Most of us have experienced déjà-vu.
This usually occurs when a street in a new town seems very familiar or a fresh conversation sounds like a replay.
Have you ever had a déjà-vu relationship? This is where the players in your life are new but the events that take place are definitely not. My response to this has previously always been frustration and if I am totally honest a slice of victimhood. 'Why is this always happening to me?'
What I am learning now is that until I resolve the conflict within myself I should expect to be visited by this time and time again.
This has been my personal lesson this week. It took me a moment to fully recognise what was being played out because it looked a little different than before and yet when I became clear about the opportunity that was in front of me I was grateful. But still a little scared.

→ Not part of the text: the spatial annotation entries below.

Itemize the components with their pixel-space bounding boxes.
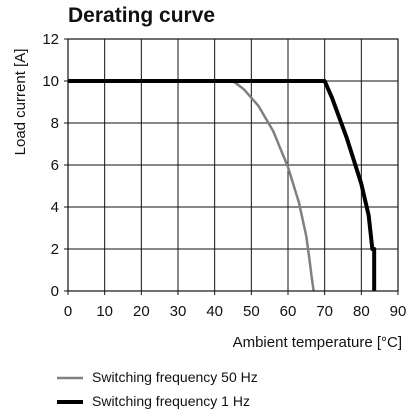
x-tick-label: 80 [353, 303, 370, 320]
chart-axes: 0 10 20 30 40 50 60 70 80 90 0 2 4 6 8 10 12 [42, 31, 406, 320]
y-tick-label: 6 [51, 157, 59, 174]
legend-label-2: Switching frequency 1 Hz [92, 393, 250, 409]
x-tick-label: 70 [316, 303, 333, 320]
y-tick-label: 8 [51, 115, 59, 132]
x-tick-label: 50 [243, 303, 260, 320]
x-tick-label: 90 [390, 303, 407, 320]
x-tick-label: 60 [280, 303, 297, 320]
y-tick-label: 12 [42, 31, 59, 48]
legend: Switching frequency 50 Hz Switching frequ… [57, 369, 258, 409]
chart-series [68, 79, 377, 292]
x-tick-label: 20 [133, 303, 150, 320]
y-tick-label: 10 [42, 73, 59, 90]
y-tick-label: 4 [51, 199, 59, 216]
series-line-1 [68, 79, 315, 292]
x-tick-label: 0 [64, 303, 72, 320]
y-tick-label: 2 [51, 241, 59, 258]
x-tick-label: 40 [206, 303, 223, 320]
y-axis-label: Load current [A] [12, 49, 29, 156]
legend-label-1: Switching frequency 50 Hz [92, 369, 258, 385]
chart-grid [67, 38, 399, 292]
series-line-2 [68, 79, 377, 291]
y-tick-label: 0 [51, 283, 59, 300]
chart-title: Derating curve [68, 4, 215, 27]
x-tick-label: 10 [96, 303, 113, 320]
x-tick-label: 30 [170, 303, 187, 320]
x-axis-label: Ambient temperature [°C] [233, 334, 402, 351]
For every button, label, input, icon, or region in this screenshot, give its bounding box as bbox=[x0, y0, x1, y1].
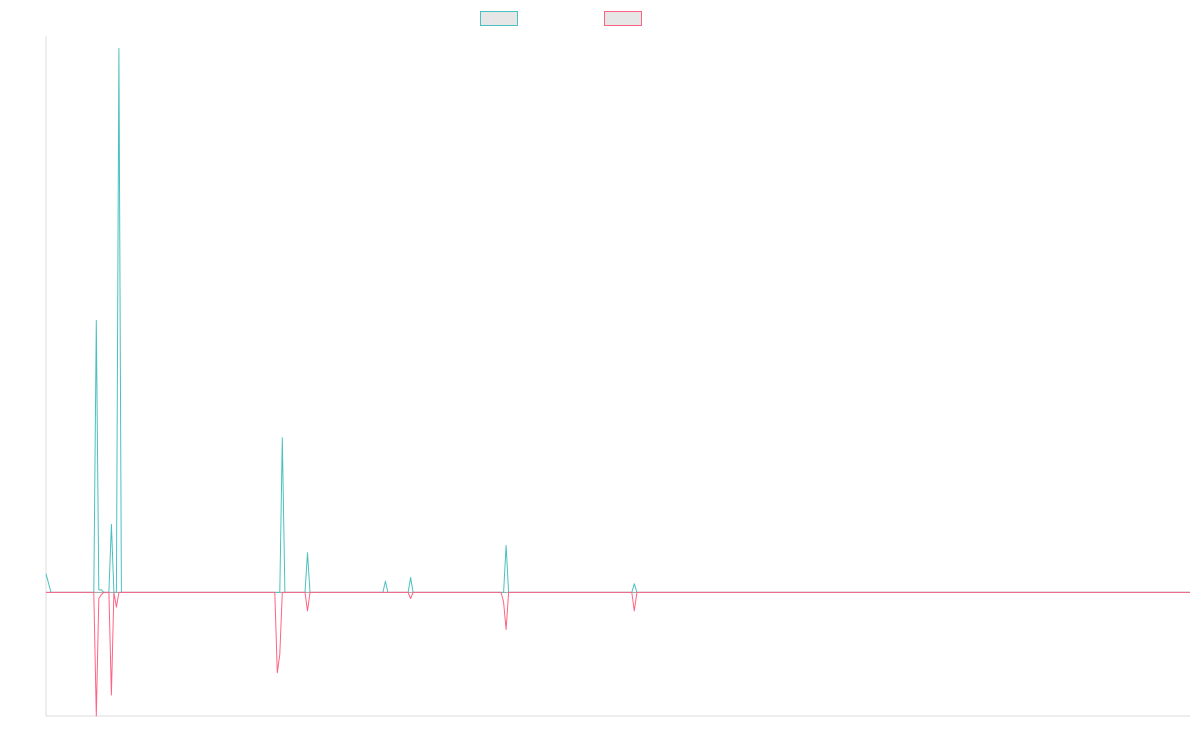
series-line-2 bbox=[46, 591, 1190, 717]
series-layer bbox=[45, 47, 1190, 717]
legend-swatch-series-1 bbox=[480, 10, 518, 26]
legend-swatch-series-2 bbox=[604, 10, 642, 26]
legend-item-series-1[interactable] bbox=[480, 9, 524, 27]
legend bbox=[0, 9, 1200, 27]
legend-item-series-2[interactable] bbox=[604, 9, 648, 27]
series-line-1 bbox=[45, 47, 1190, 593]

I was being faced with the truth about my boundary setting. Or rather the fact that I do not set boundaries. I need to start being vocal about what I expect and not just allow my continual disappointment to compound itself into low self-worth.
I do not voice my true feelings because I am afraid of abandonment and as a result I only abandon myself.
As I continue writing my book, Becoming H.E.R. and start to meet with participants and collaborators of the overall project, it is imperative that I live the ideas I am presenting.
This project has required deep examination of my life. I can see how wrong I was, how right I was, where I did not trust myself and could have saved time. Although it would be easy to be sad about many things my overall sentiment is amazement. Somehow I made it through and still have the curiosity to continue.
What life is showing me right now is that there is no need to keep repeating patterns. Freedom is always a choice.